At least 27 migrants perished on Wednesday when their boat drowned off the northern French coast on their way to England, the biggest accident since the Channel became a hub for illegal crossings.
President Emmanuel Macron promised that France would not allow the Channel to become a “cemetery,” and he called with British Prime Minister Boris Johnson to agree on stepping up efforts to combat the traffickers blamed for the increase in crossings.
“The core ideals of Europe — humanism, respect for each person’s dignity — are in grief,” Macron added.
The accident resulted in the biggest death toll since at least 2018, when migrants began crossing the Channel in large numbers by boat. It comes as tensions between London and Paris rise over the unprecedented number of individuals crossing the English Channel.
After the boat sank off the coast of Calais, prosecutors launched a manslaughter investigation. Interior Minister Gerald Darmanin announced the arrest of four alleged human traffickers suspected of being personally involved in the tragic journey in a long inflatable boat.
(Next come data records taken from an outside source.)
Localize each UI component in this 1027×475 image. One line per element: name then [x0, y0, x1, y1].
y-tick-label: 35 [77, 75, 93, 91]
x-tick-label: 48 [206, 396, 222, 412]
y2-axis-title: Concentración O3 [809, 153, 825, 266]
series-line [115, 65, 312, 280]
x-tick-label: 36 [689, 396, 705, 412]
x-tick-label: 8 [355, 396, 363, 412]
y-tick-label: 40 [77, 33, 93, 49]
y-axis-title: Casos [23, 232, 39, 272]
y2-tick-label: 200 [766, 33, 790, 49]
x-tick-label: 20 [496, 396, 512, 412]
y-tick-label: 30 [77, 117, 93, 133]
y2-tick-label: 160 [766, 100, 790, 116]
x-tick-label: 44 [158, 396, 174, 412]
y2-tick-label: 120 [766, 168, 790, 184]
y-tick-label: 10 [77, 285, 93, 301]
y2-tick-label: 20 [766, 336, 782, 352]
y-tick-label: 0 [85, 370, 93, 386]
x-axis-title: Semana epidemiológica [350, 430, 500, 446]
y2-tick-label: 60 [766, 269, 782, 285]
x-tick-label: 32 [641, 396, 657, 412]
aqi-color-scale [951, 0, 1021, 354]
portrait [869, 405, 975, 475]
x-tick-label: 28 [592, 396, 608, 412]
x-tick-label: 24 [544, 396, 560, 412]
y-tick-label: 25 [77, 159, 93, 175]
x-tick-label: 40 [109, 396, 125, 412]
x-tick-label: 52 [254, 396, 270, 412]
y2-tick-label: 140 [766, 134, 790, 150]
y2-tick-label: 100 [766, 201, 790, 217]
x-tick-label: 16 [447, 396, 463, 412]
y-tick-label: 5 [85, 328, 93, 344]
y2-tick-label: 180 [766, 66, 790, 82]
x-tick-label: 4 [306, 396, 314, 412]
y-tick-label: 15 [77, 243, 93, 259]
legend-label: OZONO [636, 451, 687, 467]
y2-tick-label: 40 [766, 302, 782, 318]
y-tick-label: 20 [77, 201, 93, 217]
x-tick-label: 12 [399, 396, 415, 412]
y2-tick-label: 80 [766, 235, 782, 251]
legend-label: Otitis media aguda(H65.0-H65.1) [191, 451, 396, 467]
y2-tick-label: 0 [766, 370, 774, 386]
Only two survivors had been found, Darmanin informed reporters in Calais, and both of their lives were in jeopardy. Five women and one young girl were among those killed, according to him, while Calais mayor Natacha Bouchart stated a pregnant lady was also among the dead.
The migrants’ nationality was not immediately apparent. The initial death toll was reported to be 31, however the interior ministry later lowered it down to 27.
Prime Minister Jean Castex’s office said that a crisis meeting will be held early on Thursday.